This time I wanted to post an article about the new concepts of self-service BI and how Excel plays the lead role in it.
The classic way
First of all, let´s go to the basis about the "classic" BI solutions I was involved back some years ago. To summarize all the elements that are involved I have this simplified diagram:
You have the following elements:
This is where all your original data is stored. Can be any kind of system or intermediate system where your soon-to-analyzed data is stored. From a relational database to a plain text report rendered by any system can be useful as a data source, as long as you have the information you need.
Extract, Transform & Load
Once you have detected your data, location, access, etc., you now need to consolidate this data. For that you need to change the structure of your data, like date formats, identifiers, cross information from different sources, etc. All these are summarized in ETL processes. From the Microsoft technology stack you have SQL Server Integration Services and Visual Studio Shell to create, test and debug this ETL processes. Since Visual Studio is such a powerful tool, you will need a high level technical profile in order to create ETL processes in a reasonable time. These processes usually are executed in background and their frequency determines the freshness of the data to be analyzed.
In the previous explanation I mentioned "consolidate", a data warehouse is where you do this. Another way to understand this is that you change the structure or the original data into something that you will easily create reports from. Someone once told me that 80% percent of the issues in BI solutions comes from a poor data warehouse design. So here is not only needed a good database designer but a good understanding of the business need and the information that needs to be analyzed. With Microsoft technologies you have SQL Server to build your data warehouse. Three words you will see very often here are: Facts, Measures and Dimensions. Just search over the internet to find some detailed explanation that is out of the scope of this article.
After you have all your data consolidated into one single place, you now have to prepare the data to be hammered by reports. In Microsoft technologies you have SQL Server Analysis Services for this. You create, using the Visual Studio Shell (also known as SQL Server Data Tools) multidimensional cubes from relational databases (i.e. data warehouse). You may want to think about multidimensional databases as full indexed tables, but the concepts are way more extended that just this.
Dashboards and reports
There wouldn´t be any analysis without reports, would it be? The final outcome for any BI solution are the reports and dashboards you create. Usually this is the first thing you have to define so you can design all the previous element in a consistent manner. Dashboards are the main reason of a BI solution. The idea of a dashboard is to have a 360 degree of what you want to know about so you can drill down through your reports (i.e. data), understand why and take the corresponding actions to steer your business. When speaking about Microsoft technologies you have SQL Server Reporting Services and in case you haven´t thought about it, Excel is also seen as a reporting tool!

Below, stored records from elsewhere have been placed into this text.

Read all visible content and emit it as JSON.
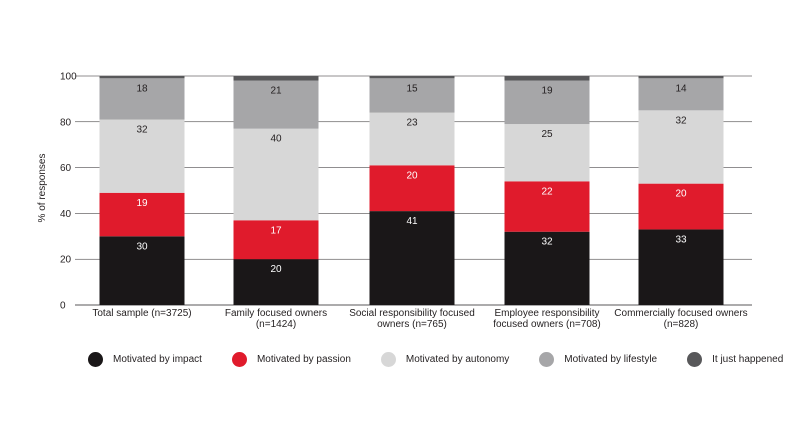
{
  "chart_data": {
    "type": "bar",
    "stacked": true,
    "title": "",
    "xlabel": "",
    "ylabel": "% of responses",
    "ylim": [
      0,
      100
    ],
    "yticks": [
      0,
      20,
      40,
      60,
      80,
      100
    ],
    "grid": true,
    "legend_position": "bottom",
    "categories": [
      [
        "Total sample (n=3725)"
      ],
      [
        "Family focused owners",
        "(n=1424)"
      ],
      [
        "Social responsibility focused",
        "owners (n=765)"
      ],
      [
        "Employee responsibility",
        "focused owners (n=708)"
      ],
      [
        "Commercially focused owners",
        "(n=828)"
      ]
    ],
    "series": [
      {
        "name": "Motivated by impact",
        "color": "#1a1718",
        "label_color": "#ffffff",
        "values": [
          30,
          20,
          41,
          32,
          33
        ]
      },
      {
        "name": "Motivated by passion",
        "color": "#e01b2c",
        "label_color": "#ffffff",
        "values": [
          19,
          17,
          20,
          22,
          20
        ]
      },
      {
        "name": "Motivated by autonomy",
        "color": "#d7d7d7",
        "label_color": "#231f20",
        "values": [
          32,
          40,
          23,
          25,
          32
        ]
      },
      {
        "name": "Motivated by lifestyle",
        "color": "#a6a6a8",
        "label_color": "#231f20",
        "values": [
          18,
          21,
          15,
          19,
          14
        ]
      },
      {
        "name": "It just happened",
        "color": "#58585a",
        "label_color": "#ffffff",
        "values": [
          1,
          2,
          1,
          2,
          1
        ]
      }
    ],
    "show_labels_for_series": [
      0,
      1,
      2,
      3
    ]
  }
}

So, this is just a really, really brief explanation of BI, the classic way. But, what about this new experience called self-service BI?
Reading the pasts paragraphs you may infer that you will need a specialized team to build your BI solution, since there are at least 4 or 5 technologies involved. But the new concept tries to ease your way down to your long awaited dashboards through just one single (or should I say centralized?) tool: Microsoft Excel.
I hesitate to define excel as a single tool because Excel now consolidates a set of tools that are intended to give the end user a centralized experience when building reports or dashboards for data analysis. The tools are:
This is a WYSISYG tool that helps you to connect to virtually any data source and transform the data into something you will need for further analysis. Example of data sources are: Oracle, OData feeds, SharePoint Lists, HTML web pages, Azure Marketplace, Facebook, SAP or Salesforce. With Power Query you can have a GUI tool to change the format of the data, split columns, remove rows and any action you may need in order to tune up your raw data.
When speaking about modelling data, PowerPivot is a handy tool that actually runs sort of a SQL Server Analysis engine in your desktop without any installation needed. Once you have retrieved your data with Power Query, you now can define the relationship between your data, columns name set and tables with friendly names (this concept of "friendly" will be helpful in the future). This new modelled data will be saved along with your Excel Workbook in a compressed format so you can "travel" with this data. Some benefit to store data with PowerPivot is that once you run any pivot table / chart using PowerPivot data, the speed will be notoriously increased when managing medium size data. You can also save as much data as your RAM memory can hold. For this, it is recommended to use the 64bits version of Excel if you intend to you PowerPivot.
No data is relevant if you can´t see it (at least from a BI perspective). Besides your well known pivot tables and pivot charts, in combination with slicers, time scales, etc. You have now Power View, that enriches the experience of your reports. With Power View you can have richer reports that also features maps, where you can show your data related to a geographical location that can be seen in several ways.
Finally, the previous diagram with the "classic" data stages and tools for BI solutions you now have this equivalent diagram when speaking about Self Service BI:
As you can see, now the only thing that lives outside Excel is your data sources!
I hope this explanation gave you some light about the new concepts on our BI experience, in further articles I will try to explain how SharePoint also has something to say about this!